Кроме дома Иво и Габриэла, было ещё одно общежитие строптивых – трое братьев в большом двухэтажном доме с балконами и удобствами викенда, который издалека поддерживали средствами две замужние сестры и четвёртый брат, пожертвовавший собой для женитьбы, чтобы не иссяк их род по мужской линии.
В уютном холле этого сугубо мужского дома собирались цветлинские холостяки на ежевечерние турниры по игре в belot.

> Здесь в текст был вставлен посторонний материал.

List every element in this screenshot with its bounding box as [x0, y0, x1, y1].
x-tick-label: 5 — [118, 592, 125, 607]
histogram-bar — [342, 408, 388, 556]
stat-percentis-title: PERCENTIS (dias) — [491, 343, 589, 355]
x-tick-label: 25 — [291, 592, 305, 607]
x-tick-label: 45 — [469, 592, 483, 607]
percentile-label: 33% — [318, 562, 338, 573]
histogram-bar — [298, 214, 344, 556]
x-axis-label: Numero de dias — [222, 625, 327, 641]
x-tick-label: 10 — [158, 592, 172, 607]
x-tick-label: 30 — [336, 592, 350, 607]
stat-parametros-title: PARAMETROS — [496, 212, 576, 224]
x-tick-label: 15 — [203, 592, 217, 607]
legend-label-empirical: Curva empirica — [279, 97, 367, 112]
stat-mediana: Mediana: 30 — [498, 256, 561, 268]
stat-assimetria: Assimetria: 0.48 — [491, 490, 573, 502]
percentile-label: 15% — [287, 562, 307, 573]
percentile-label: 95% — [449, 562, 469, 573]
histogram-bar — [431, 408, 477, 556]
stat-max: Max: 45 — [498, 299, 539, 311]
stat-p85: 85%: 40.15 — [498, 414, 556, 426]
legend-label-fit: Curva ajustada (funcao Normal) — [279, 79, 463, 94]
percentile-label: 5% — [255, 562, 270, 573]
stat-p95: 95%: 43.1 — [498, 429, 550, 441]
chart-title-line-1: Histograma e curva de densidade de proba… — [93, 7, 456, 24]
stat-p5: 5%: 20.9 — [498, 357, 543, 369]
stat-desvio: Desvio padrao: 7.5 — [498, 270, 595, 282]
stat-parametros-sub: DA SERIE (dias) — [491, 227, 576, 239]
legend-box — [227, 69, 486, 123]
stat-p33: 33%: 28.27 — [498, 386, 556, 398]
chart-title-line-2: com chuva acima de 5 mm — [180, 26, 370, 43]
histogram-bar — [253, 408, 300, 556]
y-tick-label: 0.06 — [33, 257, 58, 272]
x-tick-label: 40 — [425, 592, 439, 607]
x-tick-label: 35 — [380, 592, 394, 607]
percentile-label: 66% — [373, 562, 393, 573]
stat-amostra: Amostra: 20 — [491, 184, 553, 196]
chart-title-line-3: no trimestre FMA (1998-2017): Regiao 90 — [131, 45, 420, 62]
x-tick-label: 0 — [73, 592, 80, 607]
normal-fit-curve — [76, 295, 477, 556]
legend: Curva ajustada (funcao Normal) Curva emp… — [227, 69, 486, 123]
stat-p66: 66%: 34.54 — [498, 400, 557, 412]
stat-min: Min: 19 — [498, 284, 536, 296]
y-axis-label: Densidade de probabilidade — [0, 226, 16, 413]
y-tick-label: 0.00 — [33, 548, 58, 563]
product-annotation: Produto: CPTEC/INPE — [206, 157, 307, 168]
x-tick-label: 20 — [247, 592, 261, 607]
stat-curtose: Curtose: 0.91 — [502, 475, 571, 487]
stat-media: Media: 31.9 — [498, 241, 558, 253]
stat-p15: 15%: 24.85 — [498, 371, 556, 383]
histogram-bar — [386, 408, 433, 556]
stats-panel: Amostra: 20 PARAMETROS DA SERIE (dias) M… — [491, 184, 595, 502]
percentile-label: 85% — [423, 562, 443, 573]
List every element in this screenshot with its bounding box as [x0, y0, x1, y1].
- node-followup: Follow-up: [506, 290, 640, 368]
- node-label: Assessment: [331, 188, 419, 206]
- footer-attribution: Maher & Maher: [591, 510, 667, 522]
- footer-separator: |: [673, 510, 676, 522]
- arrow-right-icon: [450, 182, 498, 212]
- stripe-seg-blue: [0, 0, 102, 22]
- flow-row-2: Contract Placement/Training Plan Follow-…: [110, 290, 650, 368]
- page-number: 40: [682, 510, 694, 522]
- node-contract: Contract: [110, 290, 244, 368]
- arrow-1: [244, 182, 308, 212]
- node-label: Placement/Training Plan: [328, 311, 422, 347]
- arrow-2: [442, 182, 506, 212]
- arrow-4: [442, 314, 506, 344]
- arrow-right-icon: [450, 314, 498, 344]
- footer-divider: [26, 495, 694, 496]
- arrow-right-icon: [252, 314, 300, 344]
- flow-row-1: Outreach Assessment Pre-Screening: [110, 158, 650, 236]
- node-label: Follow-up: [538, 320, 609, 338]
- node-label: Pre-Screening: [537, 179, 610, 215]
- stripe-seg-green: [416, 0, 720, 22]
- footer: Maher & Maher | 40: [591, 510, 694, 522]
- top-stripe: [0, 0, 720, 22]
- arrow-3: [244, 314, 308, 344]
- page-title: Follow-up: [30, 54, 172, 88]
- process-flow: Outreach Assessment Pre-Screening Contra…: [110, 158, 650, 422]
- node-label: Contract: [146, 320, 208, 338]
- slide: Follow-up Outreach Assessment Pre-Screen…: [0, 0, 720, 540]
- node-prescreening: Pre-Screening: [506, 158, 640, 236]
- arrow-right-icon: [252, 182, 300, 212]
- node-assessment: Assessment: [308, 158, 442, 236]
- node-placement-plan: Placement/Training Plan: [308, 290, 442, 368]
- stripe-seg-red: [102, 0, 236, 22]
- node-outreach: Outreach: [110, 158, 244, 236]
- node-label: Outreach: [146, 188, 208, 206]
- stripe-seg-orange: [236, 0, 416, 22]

Не обходилось, конечно, без векии, чтобы снимать напряжение игроков и болельщиков от большой игры.
Иногда, расчувствовавшись, они пели гимн, который когда-то написал влюблённый профессор, изгнанный из этих мест, – влюблён он был в жену мэра.
Но гимн остался, и любители belot вдохновенно пели: «Прекрасный Цветлин – мой мир и мой дом…».
Часть III
Зимой в горах
Лучше зажечь одну маленькую свечу, чем клясть темноту.
Конфуций, V в. до н. э.
Возвращение в Цветлин
В тот год Лара отбыла с певцом в Бельгию в июле, а в сентябре снова появилась у меня в Москве с ребёнком на руках, в странной одежде – мужских джинсах, мужской куртке – и с чужим баулом, в котором лежало «гарантное письмо» от какого-то хорвата, который подписью, заверенной нотариусом, обещал жениться на ней.
Но для этого, вероятно, как в русской народной сказке, она должна была пройти все препятствия на своём пути – в консульстве, в полиции незнакомого мне Загорья и ещё Бог знает где.
Оказалось, что в Москву она приехала, по сути, зря, исполняя закон, по которому после трёх месяцев нужно пересечь границу, можно сразу туда и обратно.
Законопослушный хорват не догадался или не захотел рисковать Ларой и ребёнком, чтобы пересечь её за гораздо меньшие затраты в километре от себя в Словению и обратно.
Нельзя было не заметить, что Лара постоянно говорила о хорвате, приютившем её.
И ещё я узнала об её истории с певцом, тут мы сошлись во мнении, что Лара была в большой опасности, которой избежала благодаря Богу и… хорвату, имя которого Штефан.
Она пробыла две недели и улетела, но теперь уже явно не в неизвестность. Вскоре она сообщила мне, что они поженились.
Не прошло и двух месяцев, как Лара вновь появилась с ребёнком на руках, в ужасном состоянии ума, в котором никак не могла понять, за что её выслала полиция, если она уже стала женой хорвата?!
Из-за их женитьбы она пробыла там вместо трёх, как положено по визе, четыре месяца, но визы у неё все равно не было.
Для новой поездки в Москву её хорват продал свой автомобиль. Это было невероятное благородство, если сравнивать с певцом.
И начались мытарства с консульством на нашей территории. Лара со своим гиперактивным ребёнком на руках, в предзимнюю слякоть, из Ближнего Подмосковья – пешком до электрички, метро до улицы Остоженки, опять пешком до хорватского консульства в Коробейниковом переулке!
Она словно отупела от всего и ничего не могла понять, что нужно и кому нужно то, что от неё требуют. И как она может делать заново российский паспорт с новой хорватской фамилией, если её брак узаконен лишь одной страной? И где брать новые справки, если она уже отовсюду выбыла, но никуда не прибыла?
Последние деньги мы отдали переводчику, уютно устроенному в своей квартире в Филях в полном согласии с консульством, посылающим к нему на дом весь поток переводимых.
А темнеет в ноябре-декабре в Московии рано – опять метро, электричка, пешком по бывшему дачному посёлку, ставшему коттеджным, где по улицам уже не ходят, а летают на иномарках – и никаких тротуаров!
Сотрудники консульства подавляли своим высокомерием, глядя на вынужденное отупение загнанных людей как на природное.
Консульство обрекло её на сидение в России в течение почти четырёх месяцев – без средств, без крыши над головой, с маленьким ребёнком на руках! Жестокость и равнодушие чиновников убивали нас. Мы, россияне, привыкшие к этому, но и по всему бывшему соцлагерю законы всё те же, лагерные?!